Abaixo disso, há um suporte adicional em torno de 92-93 mil, um nível de suporte mais profundo que reflete a base de custo de investidores de curto prazo que mantiveram moedas por 3 a 6 meses. Isso se tornará uma segunda linha de defesa fundamental se o mercado ultrapassar o nível de 100 mil-107 mil.

Já Paulo Aragão, apresentador e fundador do podcast Giro Bitcoin, analisa um ponto interessante dizendo que as saídas de Bitcoin não estão beneficiando o ouro.

Normalmente, os fluxos para ETFs de Bitcoin e ouro se movem em direções opostas. Desta vez, ambos estão enfraquecendo juntos. A incerteza na política monetária, a inflação estável e um mercado de trabalho enfraquecido deixam o Fed sem um caminho claro. Esse é um cenário difícil para ativos tangíveis.

Para o analista Willy Woo, o sinal de risco negativo acaba de entrar em território de alto risco, pela primeira vez desde o final de abril.
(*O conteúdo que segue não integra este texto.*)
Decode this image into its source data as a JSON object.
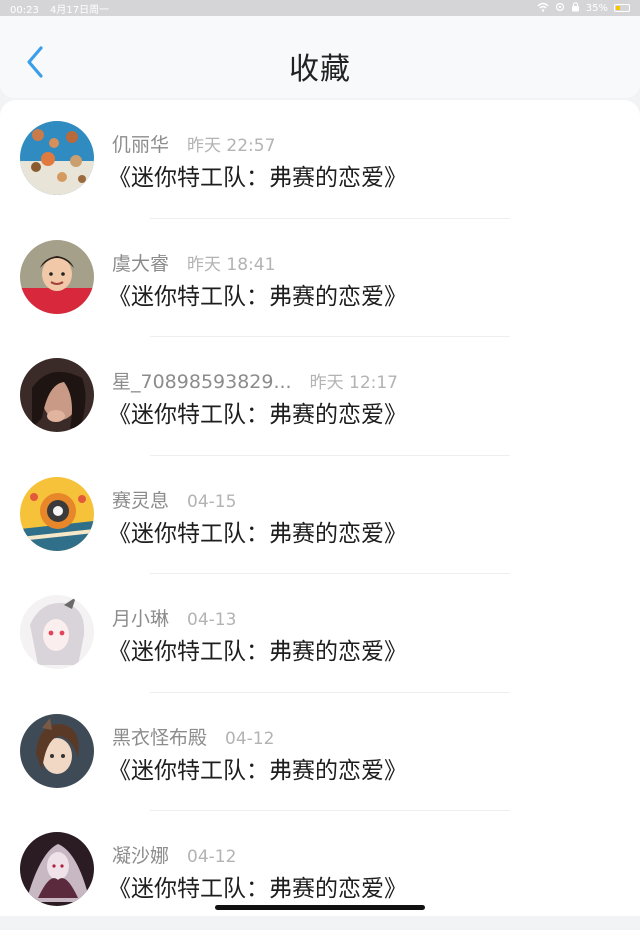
{
  "status": {
    "time": "00:23",
    "date": "4月17日周一",
    "battery": "35%",
    "battery_level": 0.35
  },
  "header": {
    "title": "收藏"
  },
  "items": [
    {
      "name": "仉丽华",
      "time": "昨天 22:57",
      "title": "《迷你特工队：弗赛的恋爱》"
    },
    {
      "name": "虞大睿",
      "time": "昨天 18:41",
      "title": "《迷你特工队：弗赛的恋爱》"
    },
    {
      "name": "星_70898593829...",
      "time": "昨天 12:17",
      "title": "《迷你特工队：弗赛的恋爱》"
    },
    {
      "name": "赛灵息",
      "time": "04-15",
      "title": "《迷你特工队：弗赛的恋爱》"
    },
    {
      "name": "月小琳",
      "time": "04-13",
      "title": "《迷你特工队：弗赛的恋爱》"
    },
    {
      "name": "黑衣怪布殿",
      "time": "04-12",
      "title": "《迷你特工队：弗赛的恋爱》"
    },
    {
      "name": "凝沙娜",
      "time": "04-12",
      "title": "《迷你特工队：弗赛的恋爱》"
    }
  ]
}
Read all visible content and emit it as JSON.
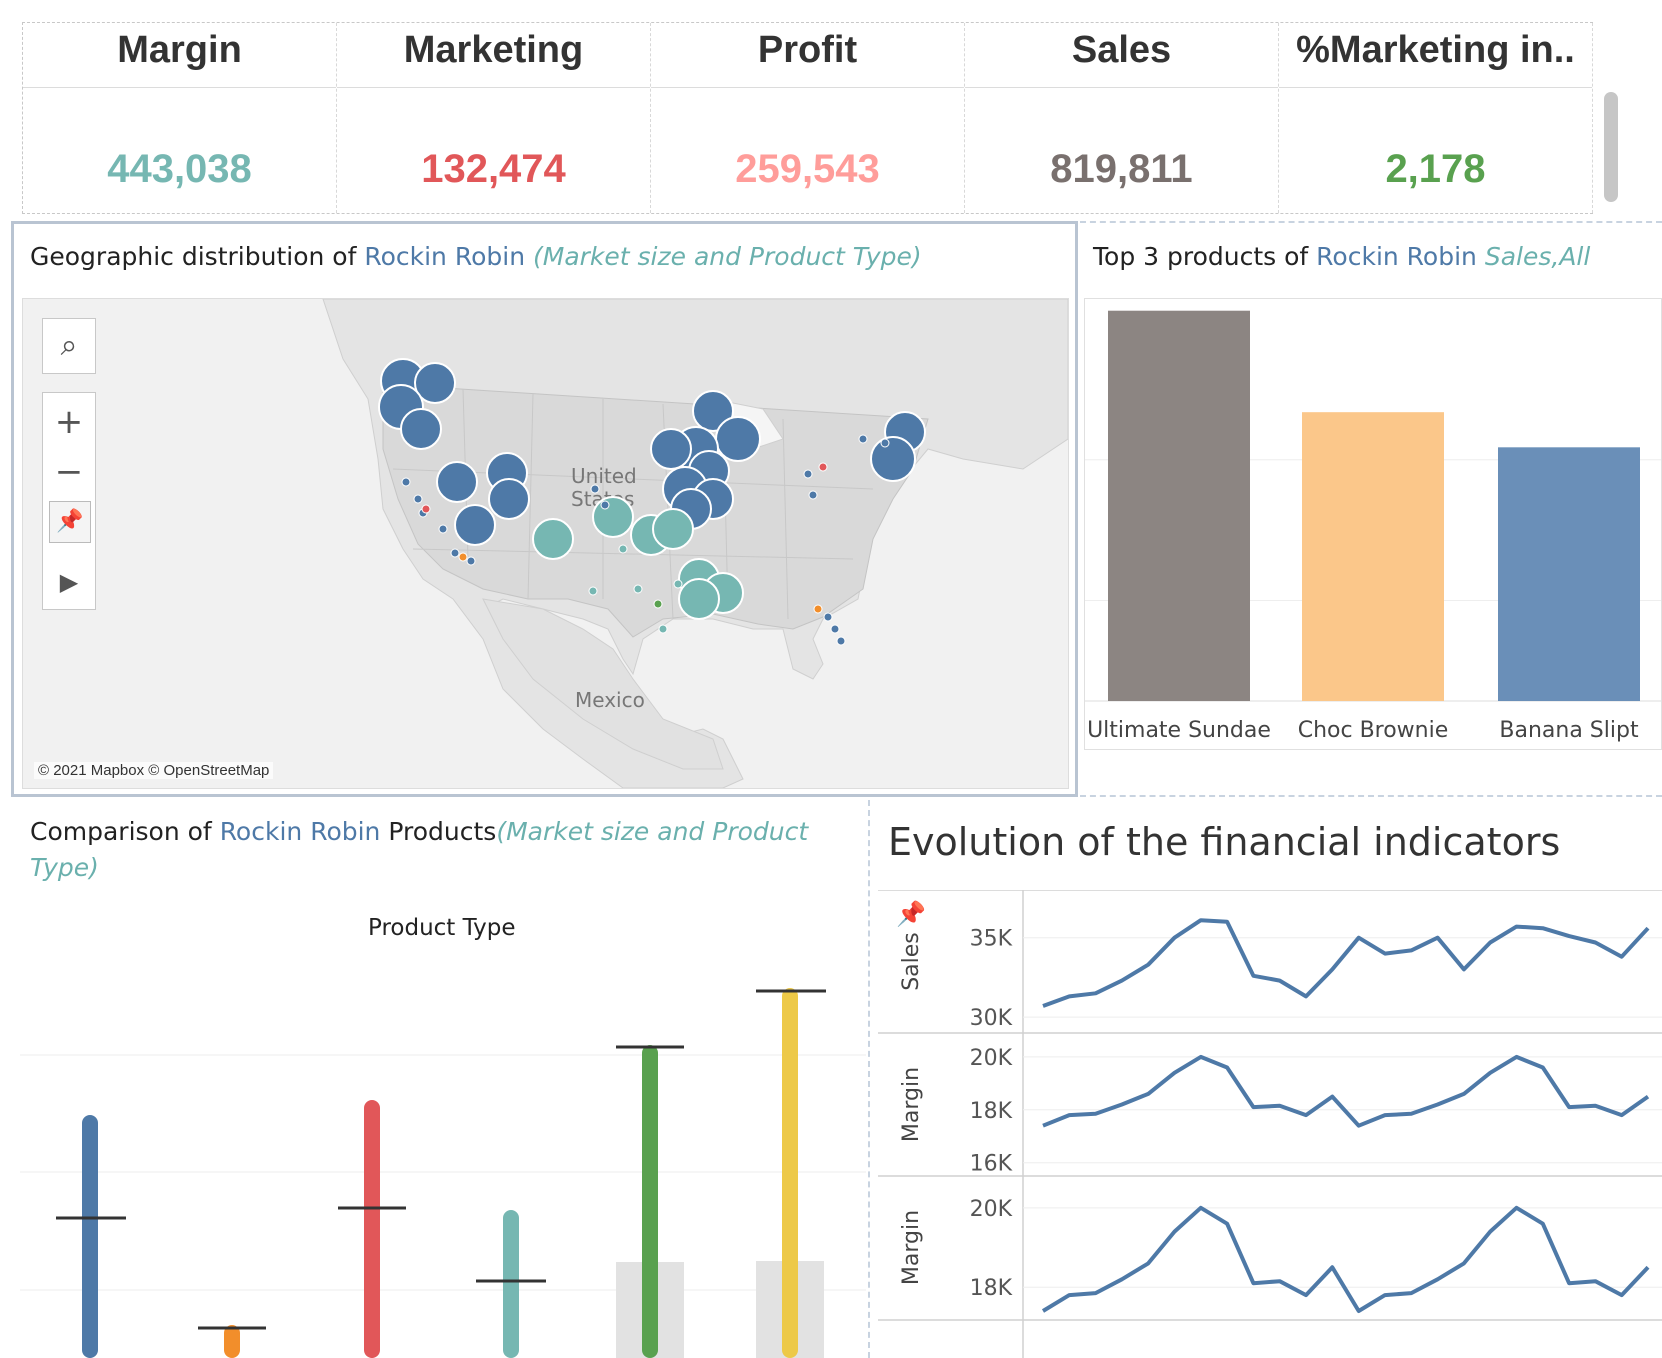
{
  "kpis": [
    {
      "label": "Margin",
      "value": "443,038",
      "color": "#76b7b2"
    },
    {
      "label": "Marketing",
      "value": "132,474",
      "color": "#e15759"
    },
    {
      "label": "Profit",
      "value": "259,543",
      "color": "#ff9d9a"
    },
    {
      "label": "Sales",
      "value": "819,811",
      "color": "#79706e"
    },
    {
      "label": "%Marketing in..",
      "value": "2,178",
      "color": "#59a14f"
    }
  ],
  "map": {
    "title_prefix": "Geographic distribution of ",
    "title_company": "Rockin Robin",
    "title_suffix": "(Market size and Product Type)",
    "labels": {
      "us_line1": "United",
      "us_line2": "States",
      "mexico": "Mexico"
    },
    "credit": "© 2021 Mapbox © OpenStreetMap",
    "tools": [
      "search-icon",
      "zoom-in-icon",
      "zoom-out-icon",
      "pin-clear-icon",
      "play-icon"
    ]
  },
  "top3": {
    "title_prefix": "Top 3 products of ",
    "title_company": "Rockin Robin",
    "title_suffix": "Sales,All"
  },
  "comparison": {
    "title_prefix": "Comparison of ",
    "title_company": "Rockin Robin",
    "title_middle": " Products",
    "title_suffix_line1": "(Market size and Product",
    "title_suffix_line2": "Type)",
    "header": "Product Type"
  },
  "evolution": {
    "title": "Evolution of the financial indicators"
  },
  "chart_data": [
    {
      "type": "bar",
      "title": "Top 3 products of Rockin Robin Sales,All",
      "categories": [
        "Ultimate Sundae",
        "Choc Brownie",
        "Banana Slipt"
      ],
      "values": [
        100,
        74,
        65
      ],
      "colors": [
        "#8c8582",
        "#fbc78a",
        "#6a8fb8"
      ],
      "ylim": [
        0,
        103
      ],
      "grid": true
    },
    {
      "type": "line",
      "title": "Evolution of the financial indicators",
      "x": [
        1,
        2,
        3,
        4,
        5,
        6,
        7,
        8,
        9,
        10,
        11,
        12,
        13,
        14,
        15,
        16,
        17,
        18,
        19,
        20,
        21,
        22,
        23,
        24
      ],
      "panels": [
        {
          "ylabel": "Sales",
          "ticks": [
            "35K",
            "30K"
          ],
          "tick_values": [
            35000,
            30000
          ],
          "ylim": [
            29500,
            37500
          ],
          "values": [
            30700,
            31300,
            31500,
            32300,
            33300,
            35000,
            36100,
            36000,
            32600,
            32300,
            31300,
            33000,
            35000,
            34000,
            34200,
            35000,
            33000,
            34700,
            35700,
            35600,
            35100,
            34700,
            33800,
            35600
          ]
        },
        {
          "ylabel": "Margin",
          "ticks": [
            "20K",
            "18K",
            "16K"
          ],
          "tick_values": [
            20000,
            18000,
            16000
          ],
          "ylim": [
            15800,
            20600
          ],
          "values": [
            17400,
            17800,
            17850,
            18200,
            18600,
            19400,
            20000,
            19600,
            18100,
            18150,
            17800,
            18500,
            17400,
            17800,
            17850,
            18200,
            18600,
            19400,
            20000,
            19600,
            18100,
            18150,
            17800,
            18500
          ]
        },
        {
          "ylabel": "Margin",
          "ticks": [
            "20K",
            "18K"
          ],
          "tick_values": [
            20000,
            18000
          ],
          "ylim": [
            17400,
            20600
          ],
          "values": [
            17400,
            17800,
            17850,
            18200,
            18600,
            19400,
            20000,
            19600,
            18100,
            18150,
            17800,
            18500,
            17400,
            17800,
            17850,
            18200,
            18600,
            19400,
            20000,
            19600,
            18100,
            18150,
            17800,
            18500
          ]
        }
      ]
    }
  ]
}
É um sinal de instabilidade. Quando o sistema muda tão rápido, o potencial de alta fica limitado, a menos que a ação do preço retome o controle. Se nos estabilizarmos aqui, os testes de resistência estarão de volta. Caso contrário, espere que o preço caia. O mercado não está mais se baseando em convicção: ele está navegando pelo risco.

Portanto, o preço do Bitcoin em 01 de setembro de 2025 é de R$ 597.956,73. Neste valor, R$ 1.000 compram 0,0016 BTC e R$ 1 compram 0,0000016 BTC.

As criptomoedas com maior alta no dia 01 de setembro de 2025, são:Pump.fun (PUMP) Filecoin (FIL) e Official Trump (TRUMP), com altas de 6%, 5% e 3% respectivamente.

Já as criptomoedas que estão registrando as maiores baixas no dia 01 de setembro de 2025, são: Pi Network (PI), Cronos (CRO) e Bonk (BONK) com quedas de -9%, -5% e -4% respectivamente.

Aviso: Esta não é uma recomendação de investimento e as opiniões e informações contidas neste texto não necessariamente refletidas nas posições do Cointelegraph Brasil. Cada investimento deve ser acompanhado de uma pesquisa e o investidor deve se informar antes de tomar decisão.